Comment 3 Alexander Chuzhoy 2015-11-20 02:50:17 UTC 
heat reports that the deployment is complete:

 heat stack-list
+--------------------------------------+------------+-----------------+----------------------+
| id                                   | stack_name | stack_status    | creation_time        |
+--------------------------------------+------------+-----------------+----------------------+
| 06247f0b-ec45-4790-adb4-ca7b640dba51 | overcloud  | CREATE_COMPLETE | 2015-11-20T00:14:27Z |
+--------------------------------------+------------+-----------------+----------------------+
Comment 4 Giulio Fidente 2015-11-20 10:06:06 UTC 
hi, can you attach the contents of the network-environment.yaml ? if you pass it as first environment file some of the contents might get overridden by the other environment files

if the environment is still available, can you check if you can ssh from the undercloud node to each controller AND to the control_virtual_ip address?
Comment 5 James Slagle 2015-11-20 12:11:48 UTC 
It seems this is the issue:

ssh: connect to host 192.168.100.11 port 22: Connection timed out

Is that your external or internal subnet?

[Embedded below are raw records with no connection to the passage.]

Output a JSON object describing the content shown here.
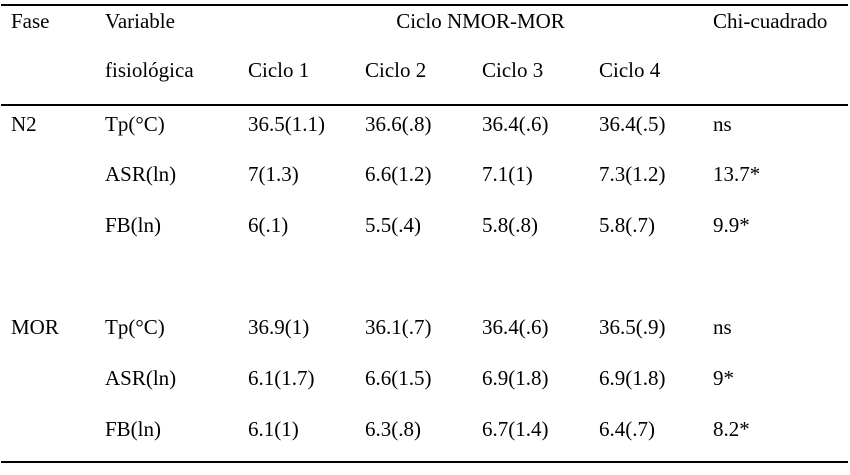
{
  "table": {
    "header": {
      "fase": "Fase",
      "variable_line1": "Variable",
      "variable_line2": "fisiológica",
      "group_title": "Ciclo NMOR-MOR",
      "cycles": [
        "Ciclo 1",
        "Ciclo 2",
        "Ciclo 3",
        "Ciclo 4"
      ],
      "chi": "Chi-cuadrado"
    },
    "sections": [
      {
        "fase": "N2",
        "rows": [
          {
            "variable": "Tp(°C)",
            "values": [
              "36.5(1.1)",
              "36.6(.8)",
              "36.4(.6)",
              "36.4(.5)"
            ],
            "chi": "ns"
          },
          {
            "variable": "ASR(ln)",
            "values": [
              "7(1.3)",
              "6.6(1.2)",
              "7.1(1)",
              "7.3(1.2)"
            ],
            "chi": "13.7*"
          },
          {
            "variable": "FB(ln)",
            "values": [
              "6(.1)",
              "5.5(.4)",
              "5.8(.8)",
              "5.8(.7)"
            ],
            "chi": "9.9*"
          }
        ]
      },
      {
        "fase": "MOR",
        "rows": [
          {
            "variable": "Tp(°C)",
            "values": [
              "36.9(1)",
              "36.1(.7)",
              "36.4(.6)",
              "36.5(.9)"
            ],
            "chi": "ns"
          },
          {
            "variable": "ASR(ln)",
            "values": [
              "6.1(1.7)",
              "6.6(1.5)",
              "6.9(1.8)",
              "6.9(1.8)"
            ],
            "chi": "9*"
          },
          {
            "variable": "FB(ln)",
            "values": [
              "6.1(1)",
              "6.3(.8)",
              "6.7(1.4)",
              "6.4(.7)"
            ],
            "chi": "8.2*"
          }
        ]
      }
    ],
    "colors": {
      "text": "#000000",
      "background": "#ffffff",
      "rule": "#000000"
    }
  }
}
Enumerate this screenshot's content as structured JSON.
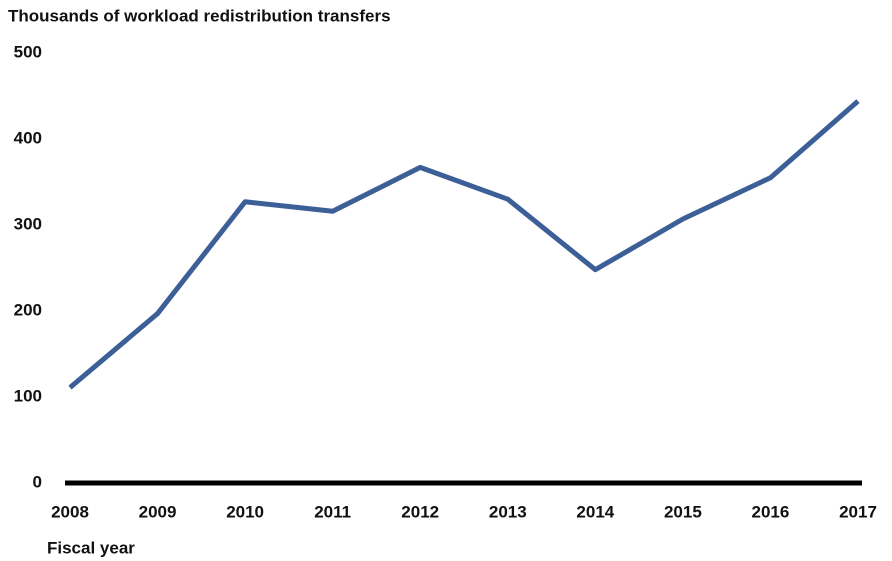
{
  "chart_data": {
    "type": "line",
    "title": "Thousands of workload redistribution transfers",
    "x_label": "Fiscal year",
    "categories": [
      "2008",
      "2009",
      "2010",
      "2011",
      "2012",
      "2013",
      "2014",
      "2015",
      "2016",
      "2017"
    ],
    "series": [
      {
        "name": null,
        "color": "#3b5f96",
        "values": [
          111,
          197,
          327,
          316,
          367,
          330,
          248,
          307,
          355,
          444
        ]
      }
    ],
    "ylim": [
      0,
      500
    ],
    "yticks": [
      0,
      100,
      200,
      300,
      400,
      500
    ],
    "grid": false
  }
}
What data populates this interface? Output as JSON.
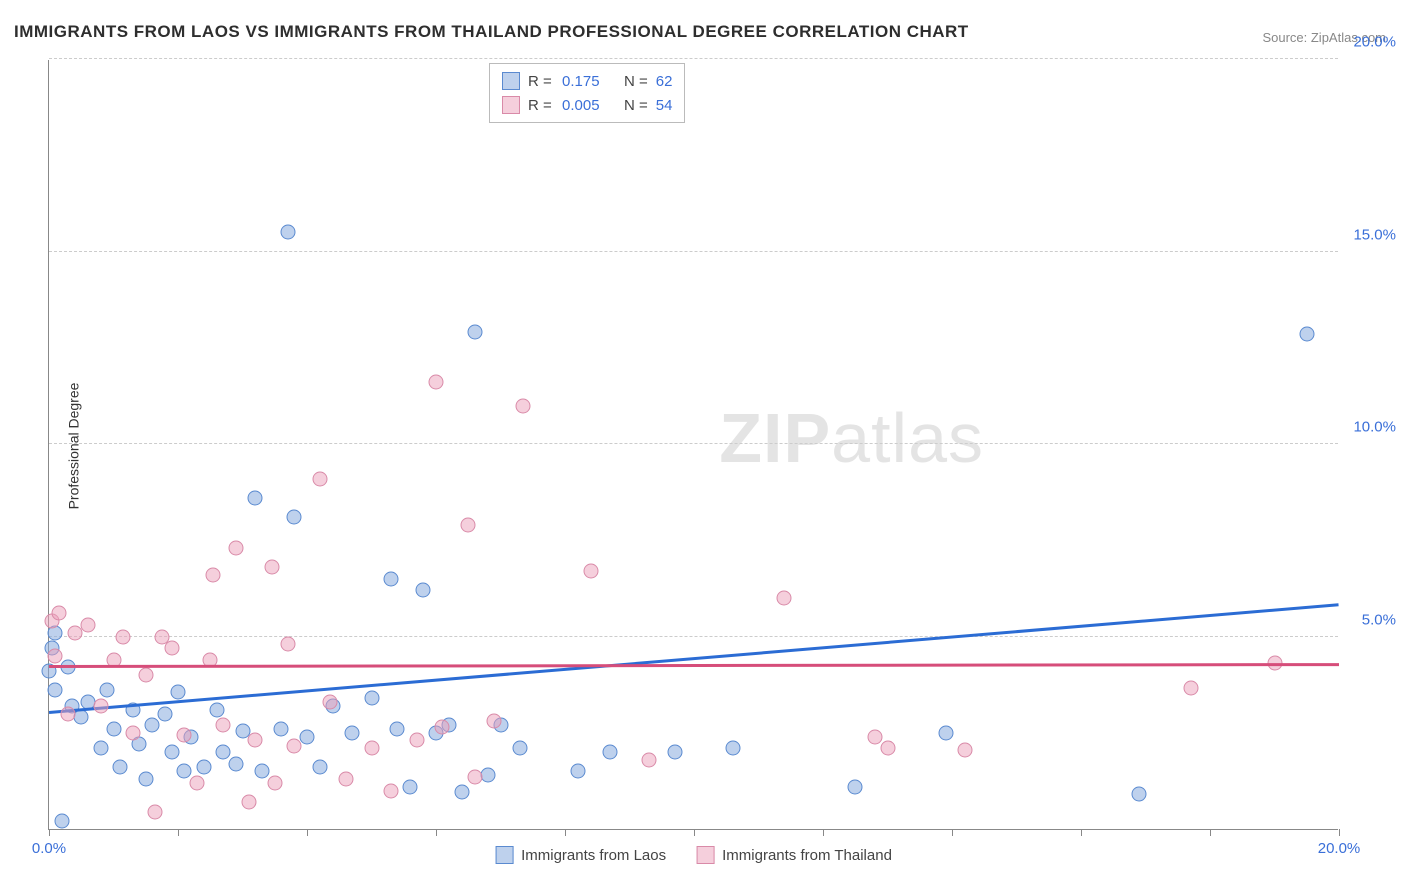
{
  "title": "IMMIGRANTS FROM LAOS VS IMMIGRANTS FROM THAILAND PROFESSIONAL DEGREE CORRELATION CHART",
  "source": "Source: ZipAtlas.com",
  "ylabel": "Professional Degree",
  "watermark_zip": "ZIP",
  "watermark_atlas": "atlas",
  "chart": {
    "type": "scatter",
    "xlim": [
      0,
      20
    ],
    "ylim": [
      0,
      20
    ],
    "yticks": [
      5,
      10,
      15,
      20
    ],
    "ytick_labels": [
      "5.0%",
      "10.0%",
      "15.0%",
      "20.0%"
    ],
    "xticks": [
      0,
      2,
      4,
      6,
      8,
      10,
      12,
      14,
      16,
      18,
      20
    ],
    "xtick_labels_shown": {
      "0": "0.0%",
      "20": "20.0%"
    },
    "background_color": "#ffffff",
    "grid_color": "#cccccc",
    "axis_color": "#888888",
    "tick_label_color": "#3a6fd8",
    "marker_radius": 7.5,
    "series": [
      {
        "name": "Immigrants from Laos",
        "fill": "rgba(137,171,222,0.55)",
        "stroke": "#5a8ad0",
        "trend_color": "#2b6cd4",
        "trend_y_at_x0": 3.0,
        "trend_y_at_xmax": 5.8,
        "R": "0.175",
        "N": "62",
        "points": [
          [
            0.0,
            4.1
          ],
          [
            0.05,
            4.7
          ],
          [
            0.1,
            5.1
          ],
          [
            0.1,
            3.6
          ],
          [
            0.2,
            0.2
          ],
          [
            0.3,
            4.2
          ],
          [
            0.35,
            3.2
          ],
          [
            0.5,
            2.9
          ],
          [
            0.6,
            3.3
          ],
          [
            0.8,
            2.1
          ],
          [
            0.9,
            3.6
          ],
          [
            1.0,
            2.6
          ],
          [
            1.1,
            1.6
          ],
          [
            1.3,
            3.1
          ],
          [
            1.4,
            2.2
          ],
          [
            1.5,
            1.3
          ],
          [
            1.6,
            2.7
          ],
          [
            1.8,
            3.0
          ],
          [
            1.9,
            2.0
          ],
          [
            2.0,
            3.55
          ],
          [
            2.1,
            1.5
          ],
          [
            2.2,
            2.4
          ],
          [
            2.4,
            1.6
          ],
          [
            2.6,
            3.1
          ],
          [
            2.7,
            2.0
          ],
          [
            2.9,
            1.7
          ],
          [
            3.0,
            2.55
          ],
          [
            3.2,
            8.6
          ],
          [
            3.3,
            1.5
          ],
          [
            3.6,
            2.6
          ],
          [
            3.7,
            15.5
          ],
          [
            3.8,
            8.1
          ],
          [
            4.0,
            2.4
          ],
          [
            4.2,
            1.6
          ],
          [
            4.4,
            3.2
          ],
          [
            4.7,
            2.5
          ],
          [
            5.0,
            3.4
          ],
          [
            5.3,
            6.5
          ],
          [
            5.4,
            2.6
          ],
          [
            5.6,
            1.1
          ],
          [
            5.8,
            6.2
          ],
          [
            6.0,
            2.5
          ],
          [
            6.2,
            2.7
          ],
          [
            6.4,
            0.95
          ],
          [
            6.6,
            12.9
          ],
          [
            6.8,
            1.4
          ],
          [
            7.0,
            2.7
          ],
          [
            7.3,
            2.1
          ],
          [
            8.2,
            1.5
          ],
          [
            8.7,
            2.0
          ],
          [
            9.7,
            2.0
          ],
          [
            10.6,
            2.1
          ],
          [
            12.5,
            1.1
          ],
          [
            13.9,
            2.5
          ],
          [
            16.9,
            0.9
          ],
          [
            19.5,
            12.85
          ]
        ]
      },
      {
        "name": "Immigrants from Thailand",
        "fill": "rgba(235,160,185,0.50)",
        "stroke": "#d98aa8",
        "trend_color": "#d64d7a",
        "trend_y_at_x0": 4.2,
        "trend_y_at_xmax": 4.25,
        "R": "0.005",
        "N": "54",
        "points": [
          [
            0.05,
            5.4
          ],
          [
            0.1,
            4.5
          ],
          [
            0.15,
            5.6
          ],
          [
            0.3,
            3.0
          ],
          [
            0.4,
            5.1
          ],
          [
            0.6,
            5.3
          ],
          [
            0.8,
            3.2
          ],
          [
            1.0,
            4.4
          ],
          [
            1.15,
            5.0
          ],
          [
            1.3,
            2.5
          ],
          [
            1.5,
            4.0
          ],
          [
            1.65,
            0.45
          ],
          [
            1.75,
            5.0
          ],
          [
            1.9,
            4.7
          ],
          [
            2.1,
            2.45
          ],
          [
            2.3,
            1.2
          ],
          [
            2.5,
            4.4
          ],
          [
            2.55,
            6.6
          ],
          [
            2.7,
            2.7
          ],
          [
            2.9,
            7.3
          ],
          [
            3.1,
            0.7
          ],
          [
            3.2,
            2.3
          ],
          [
            3.45,
            6.8
          ],
          [
            3.5,
            1.2
          ],
          [
            3.7,
            4.8
          ],
          [
            3.8,
            2.15
          ],
          [
            4.2,
            9.1
          ],
          [
            4.35,
            3.3
          ],
          [
            4.6,
            1.3
          ],
          [
            5.0,
            2.1
          ],
          [
            5.3,
            1.0
          ],
          [
            5.7,
            2.3
          ],
          [
            6.0,
            11.6
          ],
          [
            6.1,
            2.65
          ],
          [
            6.5,
            7.9
          ],
          [
            6.6,
            1.35
          ],
          [
            6.9,
            2.8
          ],
          [
            7.35,
            11.0
          ],
          [
            8.4,
            6.7
          ],
          [
            9.3,
            1.8
          ],
          [
            11.4,
            6.0
          ],
          [
            12.8,
            2.4
          ],
          [
            13.0,
            2.1
          ],
          [
            14.2,
            2.05
          ],
          [
            17.7,
            3.65
          ],
          [
            19.0,
            4.3
          ]
        ]
      }
    ]
  },
  "legend": [
    {
      "label": "Immigrants from Laos",
      "fill": "rgba(137,171,222,0.55)",
      "stroke": "#5a8ad0"
    },
    {
      "label": "Immigrants from Thailand",
      "fill": "rgba(235,160,185,0.50)",
      "stroke": "#d98aa8"
    }
  ]
}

Can your undercloud reach it?
Comment 6 Alexander Chuzhoy 2015-11-20 14:20:59 UTC 
parameter_defaults:                                          
  InternalApiNetCidr: 192.168.100.0/24                       
  StorageNetCidr: 192.168.110.0/24                           
  StorageMgmtNetCidr: 192.168.120.0/24                       
  TenantNetCidr: 192.168.150.0/24                            
  ExternalNetCidr: 192.168.200.0/24                          



The undercloud can only reach the external network addresses and the provisioning (obviously).
Comment 8 Alexander Chuzhoy 2015-11-20 16:55:13 UTC 
Not a bug. This was a missconfiguration in the included yaml file.